To read more about Samhain and how it became modern day Halloween, be sure to check out The fantasy and folklore of All Hallows from the American Folklife Center. They also provide a short bibliography on Halloween and similar topics – these aren’t gov docs, mind you, but I’m sure they’re still very good!
Another place to go for some good information is Facts for Features from the Census Bureau. Periodically, the Census Bureau will compile statistical facts about a particular holiday or event. For example, in 2008, there were 1,814 costume rental and formal wear establishments in the United States. In 2009, the average American consumed 24.3 pounds of candy throughout the year.

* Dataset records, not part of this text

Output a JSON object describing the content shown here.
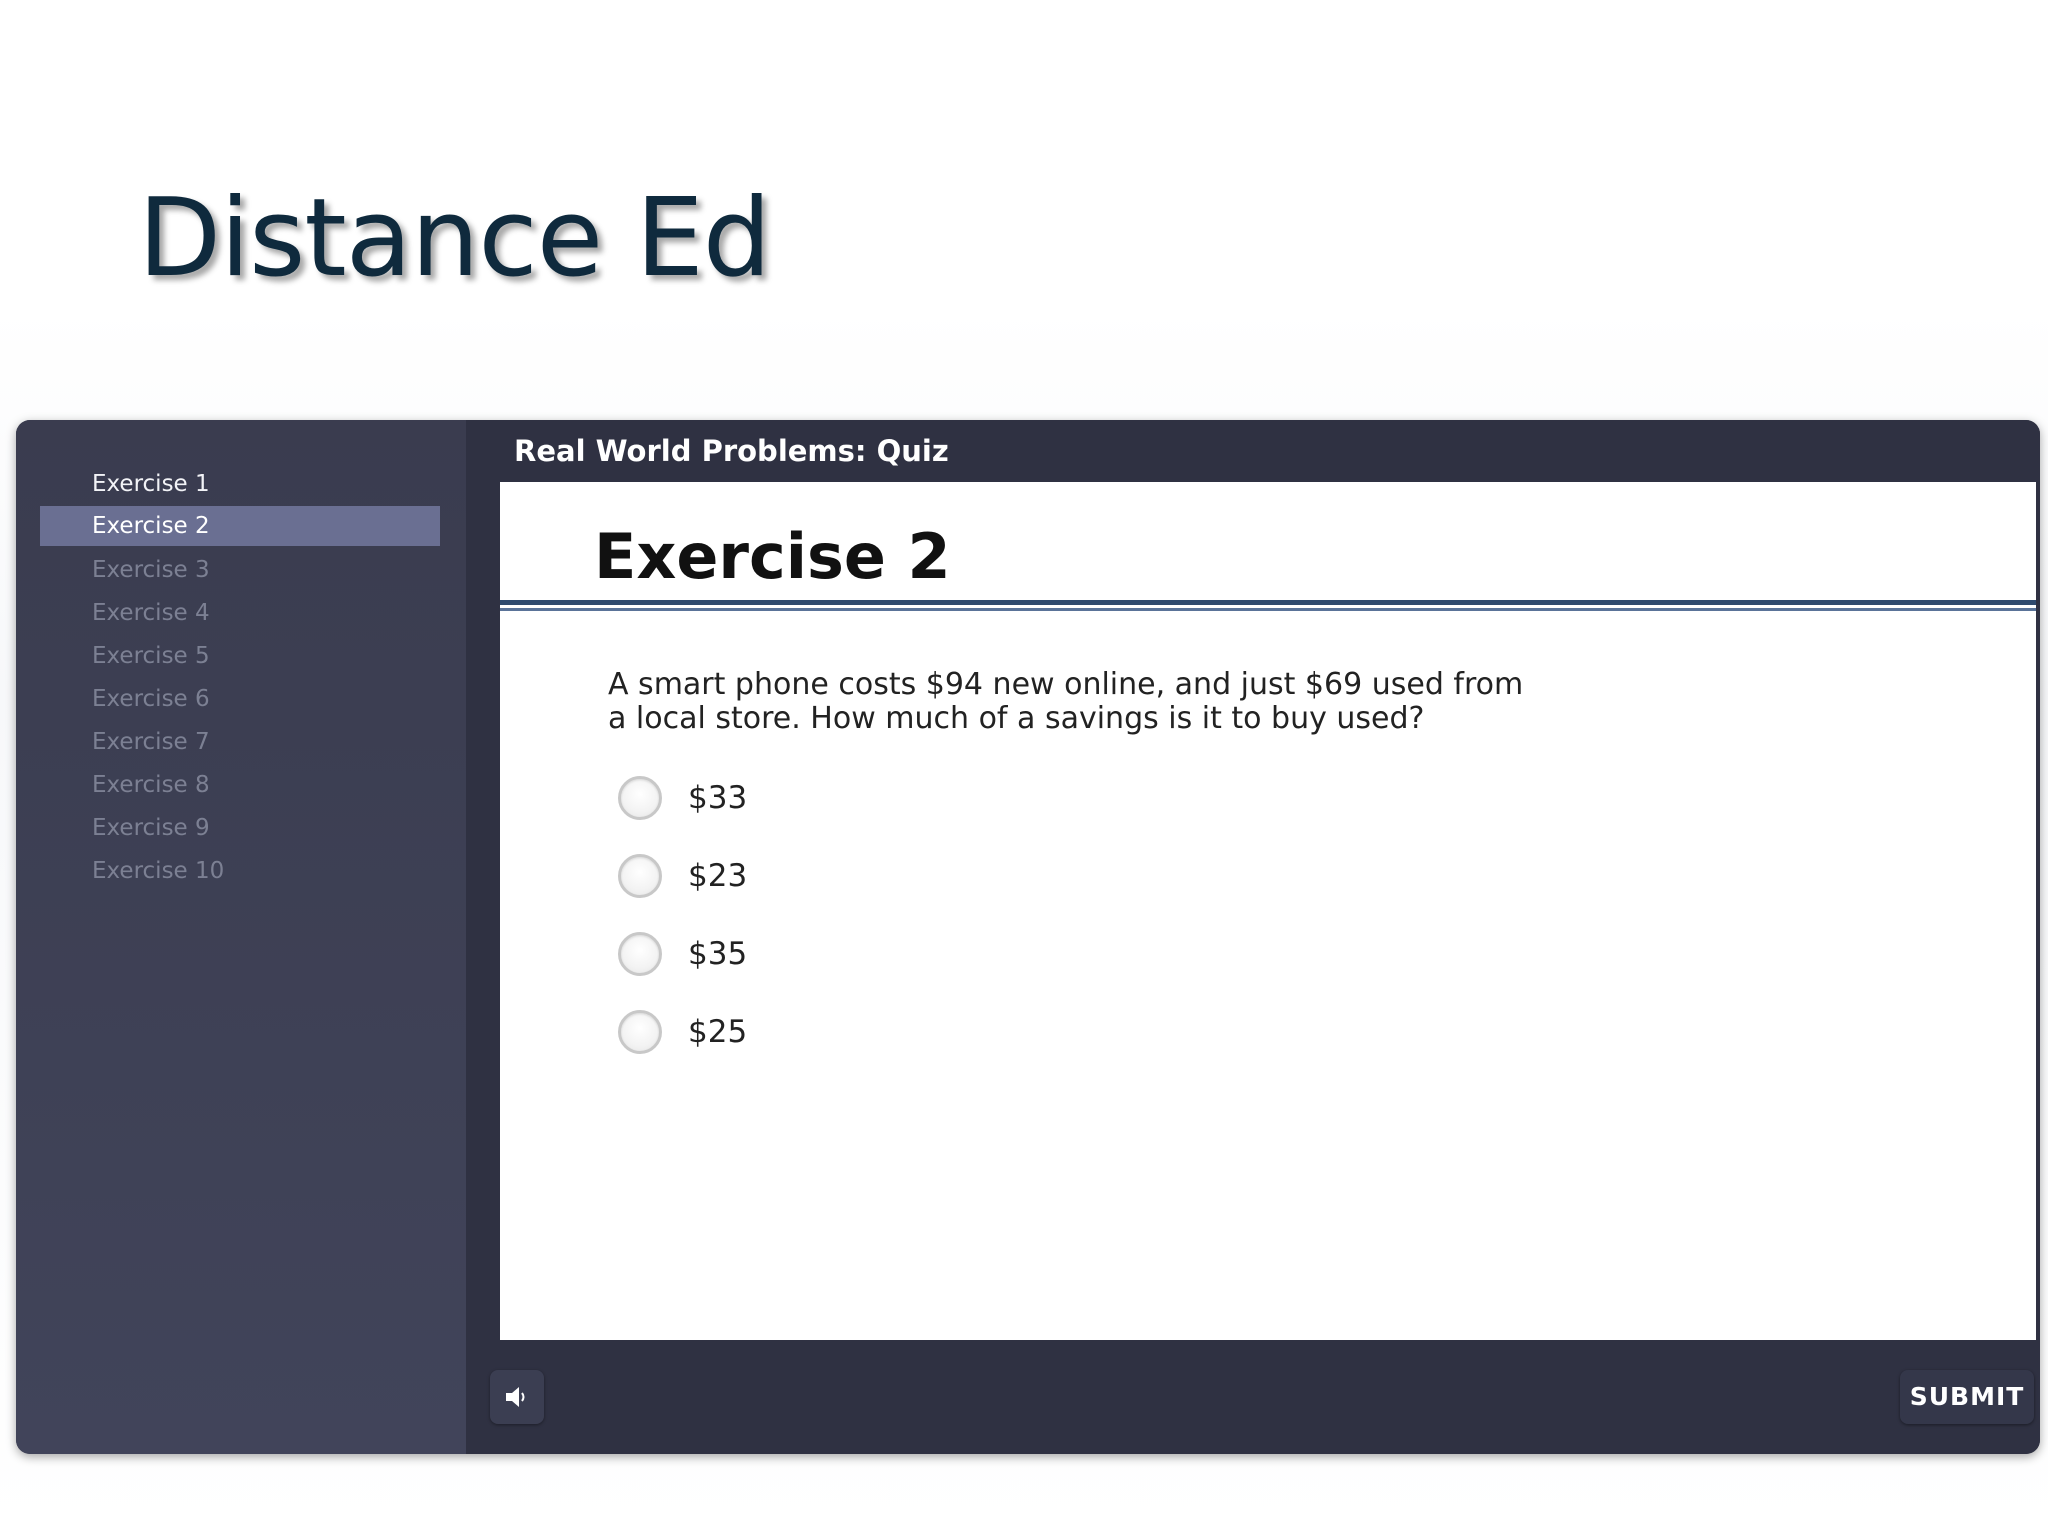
{
  "slide": {
    "title": "Distance Ed"
  },
  "sidebar": {
    "items": [
      {
        "label": "Exercise 1",
        "state": "completed"
      },
      {
        "label": "Exercise 2",
        "state": "active"
      },
      {
        "label": "Exercise 3",
        "state": "locked"
      },
      {
        "label": "Exercise 4",
        "state": "locked"
      },
      {
        "label": "Exercise 5",
        "state": "locked"
      },
      {
        "label": "Exercise 6",
        "state": "locked"
      },
      {
        "label": "Exercise 7",
        "state": "locked"
      },
      {
        "label": "Exercise 8",
        "state": "locked"
      },
      {
        "label": "Exercise 9",
        "state": "locked"
      },
      {
        "label": "Exercise 10",
        "state": "locked"
      }
    ]
  },
  "main": {
    "quiz_title": "Real World Problems: Quiz",
    "exercise_heading": "Exercise 2",
    "question_line1": "A smart phone costs $94 new online, and just $69 used from",
    "question_line2": "a local store. How much of a savings is it to buy used?",
    "options": [
      {
        "label": "$33",
        "selected": false
      },
      {
        "label": "$23",
        "selected": false
      },
      {
        "label": "$35",
        "selected": false
      },
      {
        "label": "$25",
        "selected": false
      }
    ]
  },
  "footer": {
    "sound_icon": "speaker-icon",
    "submit_label": "SUBMIT"
  },
  "colors": {
    "title": "#0f2a3d",
    "sidebar_active": "#6a6f92",
    "player_bg": "#2f3142",
    "rule": "#2f4a6e"
  }
}
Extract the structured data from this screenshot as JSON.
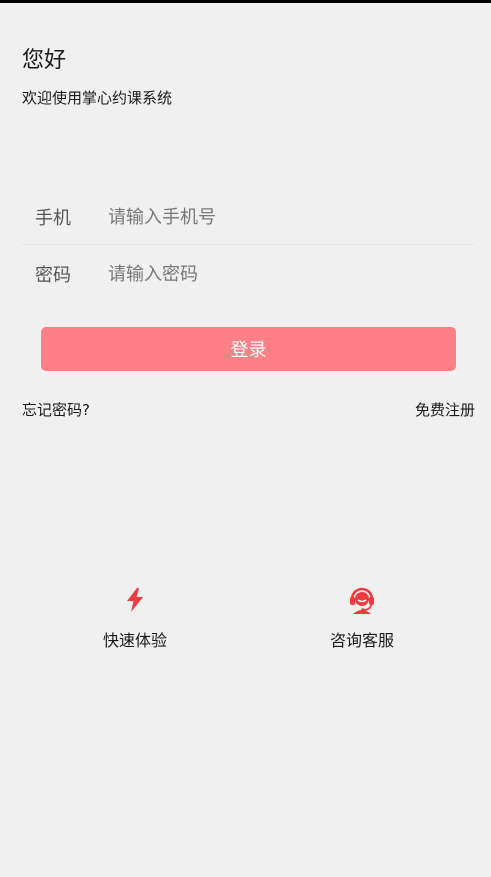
{
  "header": {
    "greeting": "您好",
    "welcome": "欢迎使用掌心约课系统"
  },
  "form": {
    "phone_label": "手机",
    "phone_placeholder": "请输入手机号",
    "password_label": "密码",
    "password_placeholder": "请输入密码",
    "login_label": "登录"
  },
  "links": {
    "forgot": "忘记密码?",
    "register": "免费注册"
  },
  "actions": [
    {
      "label": "快速体验",
      "icon": "lightning-icon"
    },
    {
      "label": "咨询客服",
      "icon": "customer-service-icon"
    }
  ],
  "colors": {
    "accent": "#ff7f86",
    "icon": "#f03a3f",
    "background": "#f0f0f0"
  }
}
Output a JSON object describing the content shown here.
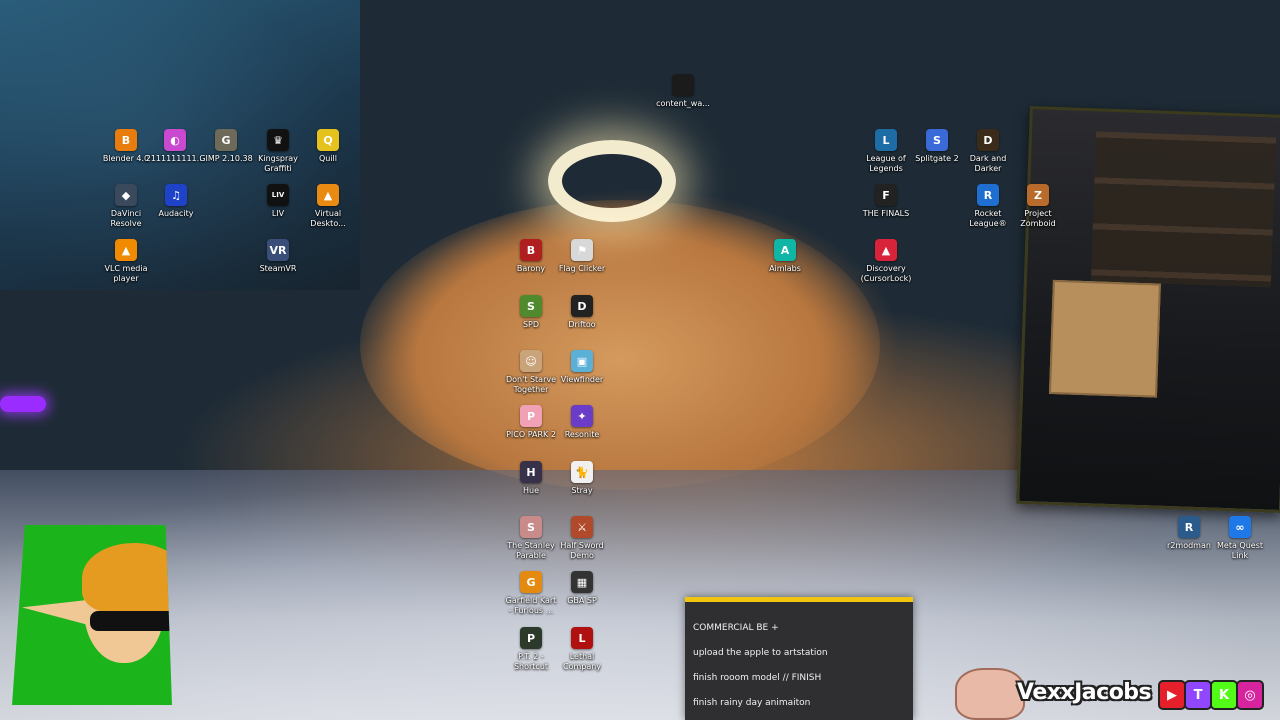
{
  "desktop_icons": [
    {
      "label": "content_wa...",
      "icon": "content-file-icon",
      "color": "#1b1b1b",
      "glyph": ""
    },
    {
      "label": "Blender 4.0",
      "icon": "blender-icon",
      "color": "#e87d0d",
      "glyph": "B"
    },
    {
      "label": "2111111111...",
      "icon": "color-swirl-icon",
      "color": "#c94ad1",
      "glyph": "◐"
    },
    {
      "label": "GIMP 2.10.38",
      "icon": "gimp-icon",
      "color": "#6e6a5a",
      "glyph": "G"
    },
    {
      "label": "Kingspray\nGraffiti",
      "icon": "crown-icon",
      "color": "#111111",
      "glyph": "♛"
    },
    {
      "label": "Quill",
      "icon": "quill-icon",
      "color": "#e5c21c",
      "glyph": "Q"
    },
    {
      "label": "DaVinci\nResolve",
      "icon": "davinci-icon",
      "color": "#3a4a5c",
      "glyph": "◆"
    },
    {
      "label": "Audacity",
      "icon": "headphones-icon",
      "color": "#1f43c8",
      "glyph": "♫"
    },
    {
      "label": "LIV",
      "icon": "liv-icon",
      "color": "#111111",
      "glyph": "LIV"
    },
    {
      "label": "Virtual\nDeskto...",
      "icon": "virtual-desktop-icon",
      "color": "#e98a12",
      "glyph": "▲"
    },
    {
      "label": "VLC media\nplayer",
      "icon": "vlc-cone-icon",
      "color": "#f08a00",
      "glyph": "▲"
    },
    {
      "label": "SteamVR",
      "icon": "steamvr-icon",
      "color": "#3a4e7a",
      "glyph": "VR"
    },
    {
      "label": "Barony",
      "icon": "barony-shield-icon",
      "color": "#b01f1f",
      "glyph": "B"
    },
    {
      "label": "Flag Clicker",
      "icon": "flag-icon",
      "color": "#d8d8d8",
      "glyph": "⚑"
    },
    {
      "label": "SPD",
      "icon": "spd-icon",
      "color": "#4f8a2f",
      "glyph": "S"
    },
    {
      "label": "Driftoo",
      "icon": "driftoo-icon",
      "color": "#222222",
      "glyph": "D"
    },
    {
      "label": "Don't Starve\nTogether",
      "icon": "dont-starve-icon",
      "color": "#c9a37a",
      "glyph": "☺"
    },
    {
      "label": "Viewfinder",
      "icon": "viewfinder-icon",
      "color": "#5bb0d8",
      "glyph": "▣"
    },
    {
      "label": "PICO PARK 2",
      "icon": "pico-park-icon",
      "color": "#f2a0b6",
      "glyph": "P"
    },
    {
      "label": "Resonite",
      "icon": "resonite-icon",
      "color": "#6a3cc8",
      "glyph": "✦"
    },
    {
      "label": "Hue",
      "icon": "hue-icon",
      "color": "#37324a",
      "glyph": "H"
    },
    {
      "label": "Stray",
      "icon": "stray-cat-icon",
      "color": "#f0f0f0",
      "glyph": "🐈"
    },
    {
      "label": "The Stanley\nParable",
      "icon": "stanley-parable-icon",
      "color": "#c98a8a",
      "glyph": "S"
    },
    {
      "label": "Half Sword\nDemo",
      "icon": "half-sword-icon",
      "color": "#b04a2a",
      "glyph": "⚔"
    },
    {
      "label": "Garfield Kart\n- Furious ...",
      "icon": "garfield-kart-icon",
      "color": "#e58a10",
      "glyph": "G"
    },
    {
      "label": "GBA SP",
      "icon": "gba-sp-icon",
      "color": "#333333",
      "glyph": "▦"
    },
    {
      "label": "P.T. 2 -\nShortcut",
      "icon": "pt2-icon",
      "color": "#2b3a2b",
      "glyph": "P"
    },
    {
      "label": "Lethal\nCompany",
      "icon": "lethal-company-icon",
      "color": "#b01010",
      "glyph": "L"
    },
    {
      "label": "Aimlabs",
      "icon": "aimlabs-icon",
      "color": "#0fb5a5",
      "glyph": "A"
    },
    {
      "label": "League of\nLegends",
      "icon": "league-of-legends-icon",
      "color": "#1d6ca6",
      "glyph": "L"
    },
    {
      "label": "Splitgate 2",
      "icon": "splitgate-icon",
      "color": "#3a6ad8",
      "glyph": "S"
    },
    {
      "label": "Dark and\nDarker",
      "icon": "dark-and-darker-icon",
      "color": "#3b2b1b",
      "glyph": "D"
    },
    {
      "label": "THE FINALS",
      "icon": "the-finals-icon",
      "color": "#222222",
      "glyph": "F"
    },
    {
      "label": "Rocket\nLeague®",
      "icon": "rocket-league-icon",
      "color": "#1f6fd1",
      "glyph": "R"
    },
    {
      "label": "Project\nZomboid",
      "icon": "project-zomboid-icon",
      "color": "#b86b2a",
      "glyph": "Z"
    },
    {
      "label": "Discovery\n(CursorLock)",
      "icon": "cursorlock-icon",
      "color": "#d8233a",
      "glyph": "▲"
    },
    {
      "label": "r2modman",
      "icon": "r2modman-icon",
      "color": "#2a5b8a",
      "glyph": "R"
    },
    {
      "label": "Meta Quest\nLink",
      "icon": "meta-quest-icon",
      "color": "#1f78e8",
      "glyph": "∞"
    }
  ],
  "todo": {
    "accent": "#f1c40f",
    "items": [
      "COMMERCIAL BE +",
      "upload the apple to artstation",
      " finish rooom model // FINISH",
      "finish rainy day animaiton"
    ]
  },
  "brand": {
    "name": "VexxJacobs",
    "socials": [
      {
        "icon": "youtube-icon",
        "color": "#e5202a",
        "glyph": "▶"
      },
      {
        "icon": "twitch-icon",
        "color": "#9146ff",
        "glyph": "T"
      },
      {
        "icon": "kick-icon",
        "color": "#53fc18",
        "glyph": "K"
      },
      {
        "icon": "instagram-icon",
        "color": "#d6249f",
        "glyph": "◎"
      }
    ]
  }
}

You may also be interested to know that there’s actually a Halloween Capital of the World. Anoka, Minnesota has been calling itself that since 1937. According to an entry in a 2003 issue of the Congressional Record, in 1920, a group of Anoka businessmen got together to try to figure out a way to deter the “trick” part of “trick or treat.” They came up with the idea of hosting various types of festivities – today there’s a parade, and 5K run and town-wide parties. You can also read more about it in America’s Story from the Library of Congress.
Finally, since this is a holiday that involves candles, flammable costumes and lots of little kids running around after dark, various agencies throughout the Federal government provide safety tips. The Consumer Product Safety Commission has a list of tips relating to candy, costumes, pedestrian safety and choosing safe houses to visit. You can also find more food-related tips from the FDA. As always, the CDC provides a wealth of safety tips as well. Visit their Halloween site for information on treats, costumes and staying safe.